In stand-up terms, he still reckons that our Mr Connolly is at the front of the pack - even after his ill-judged comments on murdered Liverpudlian hostage Ken Bigley.

'It's a pretty heavy thing to say,' agrees Ben, 'but then no government can give into that kind of demand, I agree with that.

'The end game was being drawn out by b****rds who were deliberately toying with the man, deliberatly toying with the world.
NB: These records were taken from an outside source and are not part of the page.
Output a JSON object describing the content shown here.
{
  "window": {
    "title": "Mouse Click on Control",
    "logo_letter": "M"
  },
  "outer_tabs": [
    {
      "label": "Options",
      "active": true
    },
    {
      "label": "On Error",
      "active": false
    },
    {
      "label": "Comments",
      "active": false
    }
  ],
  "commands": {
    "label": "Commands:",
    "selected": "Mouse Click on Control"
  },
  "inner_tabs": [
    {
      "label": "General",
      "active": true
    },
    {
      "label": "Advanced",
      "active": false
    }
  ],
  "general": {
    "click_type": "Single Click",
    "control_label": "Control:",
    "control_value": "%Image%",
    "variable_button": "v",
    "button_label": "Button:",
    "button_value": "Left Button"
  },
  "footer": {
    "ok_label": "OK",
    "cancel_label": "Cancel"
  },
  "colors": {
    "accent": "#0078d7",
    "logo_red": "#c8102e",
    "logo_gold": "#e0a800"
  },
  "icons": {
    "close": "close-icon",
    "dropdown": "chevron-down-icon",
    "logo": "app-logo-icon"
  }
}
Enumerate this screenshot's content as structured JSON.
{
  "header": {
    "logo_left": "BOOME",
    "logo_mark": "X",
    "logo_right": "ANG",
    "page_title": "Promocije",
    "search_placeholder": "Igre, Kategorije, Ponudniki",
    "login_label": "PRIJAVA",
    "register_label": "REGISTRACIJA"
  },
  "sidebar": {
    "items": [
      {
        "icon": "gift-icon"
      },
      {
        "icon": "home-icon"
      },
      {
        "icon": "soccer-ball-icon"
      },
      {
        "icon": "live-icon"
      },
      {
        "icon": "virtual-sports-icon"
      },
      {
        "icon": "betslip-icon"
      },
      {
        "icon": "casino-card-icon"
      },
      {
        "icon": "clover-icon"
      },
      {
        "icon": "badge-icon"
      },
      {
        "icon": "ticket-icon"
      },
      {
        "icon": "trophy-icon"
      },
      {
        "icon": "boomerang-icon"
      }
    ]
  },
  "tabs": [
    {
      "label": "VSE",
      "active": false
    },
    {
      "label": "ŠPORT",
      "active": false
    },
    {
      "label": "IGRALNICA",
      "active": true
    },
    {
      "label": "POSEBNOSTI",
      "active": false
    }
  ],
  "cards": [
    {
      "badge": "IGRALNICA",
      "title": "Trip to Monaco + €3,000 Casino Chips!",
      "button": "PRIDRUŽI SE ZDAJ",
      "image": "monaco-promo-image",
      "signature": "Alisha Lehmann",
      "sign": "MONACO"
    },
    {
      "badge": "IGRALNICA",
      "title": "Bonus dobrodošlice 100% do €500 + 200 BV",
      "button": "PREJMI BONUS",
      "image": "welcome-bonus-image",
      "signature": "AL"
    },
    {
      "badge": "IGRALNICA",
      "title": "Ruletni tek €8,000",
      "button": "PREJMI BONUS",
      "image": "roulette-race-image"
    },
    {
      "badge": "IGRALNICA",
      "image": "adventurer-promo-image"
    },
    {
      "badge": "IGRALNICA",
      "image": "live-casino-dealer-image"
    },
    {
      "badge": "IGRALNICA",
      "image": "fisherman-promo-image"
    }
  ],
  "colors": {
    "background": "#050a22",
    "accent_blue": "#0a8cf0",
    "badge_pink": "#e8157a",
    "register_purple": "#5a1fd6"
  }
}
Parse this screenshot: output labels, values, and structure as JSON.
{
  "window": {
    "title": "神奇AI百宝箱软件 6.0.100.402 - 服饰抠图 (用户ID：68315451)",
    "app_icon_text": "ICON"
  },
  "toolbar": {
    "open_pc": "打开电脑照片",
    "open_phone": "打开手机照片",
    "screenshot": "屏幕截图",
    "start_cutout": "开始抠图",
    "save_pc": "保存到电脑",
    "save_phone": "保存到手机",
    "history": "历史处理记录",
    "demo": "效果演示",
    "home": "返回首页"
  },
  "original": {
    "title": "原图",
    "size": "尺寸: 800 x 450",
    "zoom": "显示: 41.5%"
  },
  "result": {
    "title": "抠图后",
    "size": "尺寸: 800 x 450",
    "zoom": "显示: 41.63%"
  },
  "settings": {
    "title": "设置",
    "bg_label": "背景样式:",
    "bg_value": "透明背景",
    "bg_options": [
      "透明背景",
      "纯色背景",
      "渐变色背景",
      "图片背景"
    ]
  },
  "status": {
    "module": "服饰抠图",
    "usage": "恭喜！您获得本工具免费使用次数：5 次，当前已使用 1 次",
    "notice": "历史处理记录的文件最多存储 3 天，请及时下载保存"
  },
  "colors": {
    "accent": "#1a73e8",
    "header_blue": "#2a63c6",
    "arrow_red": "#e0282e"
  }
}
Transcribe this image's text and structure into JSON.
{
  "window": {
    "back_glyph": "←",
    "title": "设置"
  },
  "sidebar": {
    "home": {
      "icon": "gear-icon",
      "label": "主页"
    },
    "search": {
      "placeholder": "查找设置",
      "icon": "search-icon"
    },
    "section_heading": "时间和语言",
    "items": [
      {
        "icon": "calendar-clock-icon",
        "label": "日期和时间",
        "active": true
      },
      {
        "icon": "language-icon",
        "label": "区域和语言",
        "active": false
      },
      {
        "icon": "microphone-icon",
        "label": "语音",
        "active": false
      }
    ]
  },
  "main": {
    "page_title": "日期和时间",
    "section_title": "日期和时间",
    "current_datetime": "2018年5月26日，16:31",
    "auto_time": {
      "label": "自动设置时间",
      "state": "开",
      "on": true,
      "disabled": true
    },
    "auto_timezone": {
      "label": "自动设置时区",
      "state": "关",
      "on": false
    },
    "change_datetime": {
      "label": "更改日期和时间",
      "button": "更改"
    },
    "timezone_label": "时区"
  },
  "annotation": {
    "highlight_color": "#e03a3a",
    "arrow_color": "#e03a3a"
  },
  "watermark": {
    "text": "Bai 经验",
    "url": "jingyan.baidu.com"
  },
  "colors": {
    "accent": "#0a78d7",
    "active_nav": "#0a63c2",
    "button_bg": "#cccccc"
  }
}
'Maybe what Billy meant was 'Get on with it, you b****rds, because you know what you're going to do in the end anyway.' 'But I think he maybe should have said sorry. I believe he was unfortunately and foolishly expressing a frustration that we all felt about the way we were being manipulated by terrorists and the Press, who, I believe, shed false tears of people's grief.'

He's still a member of the Labour Party, although has problems with some of their approaches, and points out that if he wasn't already a member, he wouldn't join today.

'But I also think that Blair is deeply committed to environmental concerns and I think the UK is leading the world on its efforts to bring African debt to the forefront. They're still the best hope of a socially-committed government we have.'

You get the feeling Ben Elton could still talk until the cows come home on this score.

No doubt he will when he hits the road again, a venture pencilled in for this time next year.

Until then, we'll have to make do with his take on risky sex, brutal murder and Friends Reunited.

It's just about enough of a distraction. # Past Mortem, by Ben Elton, published by Bantam Press, is out now, priced pounds 17.99.